D’altra parte, la posizione del citato studioso non è solitaria nel criticare la linea
d’intervento della Unione europea per favorire l’uscita dalla crisi, improntata al più
puro teorema liberista: l’economista e premio Nobel Paul Krugman, per esempio,
non perde occasione di bocciare la linea di Bruxelles, indicata senza mezzi termini
come un «trionfo delle idee fallite», e lo storico e filosofo Eric Hobsbawm considera
l’adesione al neoliberismo dei vertici Ue in termini fideistici, definendola «teologia
del libero mercato» (intervista su “L’Espresso”, 10 maggio 2012).
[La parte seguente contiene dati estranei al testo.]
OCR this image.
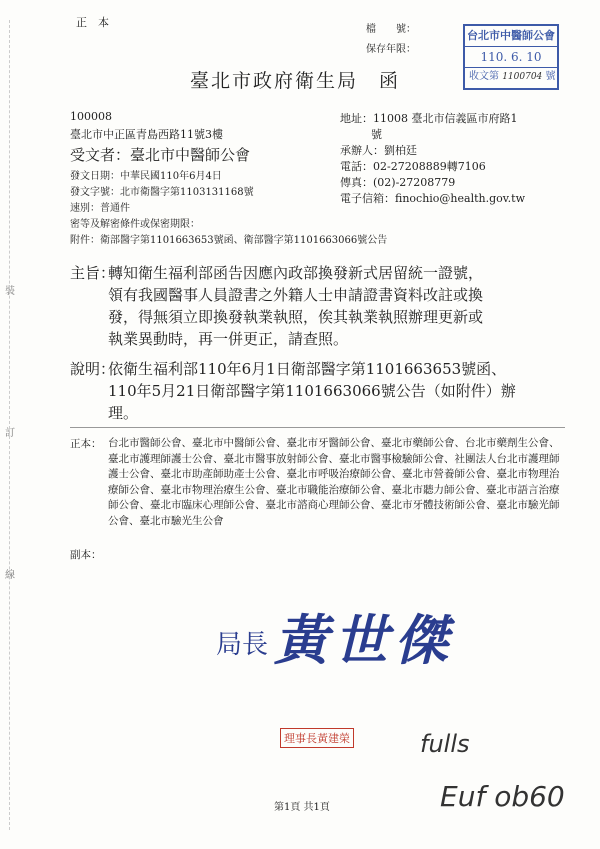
正　本
檔　　號：
保存年限：
台北市中醫師公會
110. 6. 10
收文第 1100704 號
臺北市政府衛生局　函
100008
臺北市中正區青島西路11號3樓
地址：11008 臺北市信義區市府路1
號
承辦人：劉柏廷
電話：02-27208889轉7106
傳真：(02)-27208779
電子信箱：finochio@health.gov.tw
受文者：臺北市中醫師公會
發文日期：中華民國110年6月4日
發文字號：北市衛醫字第1103131168號
速別：普通件
密等及解密條件或保密期限：
附件：衛部醫字第1101663653號函、衛部醫字第1101663066號公告
主旨：
轉知衛生福利部函告因應內政部換發新式居留統一證號，
領有我國醫事人員證書之外籍人士申請證書資料改註或換
發，得無須立即換發執業執照，俟其執業執照辦理更新或
執業異動時，再一併更正，請查照。
說明：
依衛生福利部110年6月1日衛部醫字第1101663653號函、
110年5月21日衛部醫字第1101663066號公告（如附件）辦
理。
正本： 台北市醫師公會、臺北市中醫師公會、臺北市牙醫師公會、臺北市藥師公會、台北市藥劑生公會、臺北市護理師護士公會、臺北市醫事放射師公會、臺北市醫事檢驗師公會、社團法人台北市護理師護士公會、臺北市助產師助產士公會、臺北市呼吸治療師公會、臺北市營養師公會、臺北市物理治療師公會、臺北市物理治療生公會、臺北市職能治療師公會、臺北市聽力師公會、臺北市語言治療師公會、臺北市臨床心理師公會、臺北市諮商心理師公會、臺北市牙體技術師公會、臺北市驗光師公會、臺北市驗光生公會
副本：
局長 黃世傑
理事長黃建榮	fulls
Euf ob60
第1頁 共1頁
裝
訂
線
Senza scendere in dettagli che esulano dai contenuti del presente lavoro, possiamo
sintetizzare questa linea con la parola (che infatti è tra le più citate dai media, insieme a quella ossessiva di “spread”) austerità: la “medicina” dei vertici europei per
curare la recessione si risolve, in definitiva, tutta in questo. E a nulla vale, dunque,
che nel 1937 Keynes affermasse perentoriamente, in una lettera al Presidente degli
Stati Uniti dell’epoca, Franklin D. Roosevelt: «il momento giusto per l’austerità di
bilancio è l’espansione, non la recessione».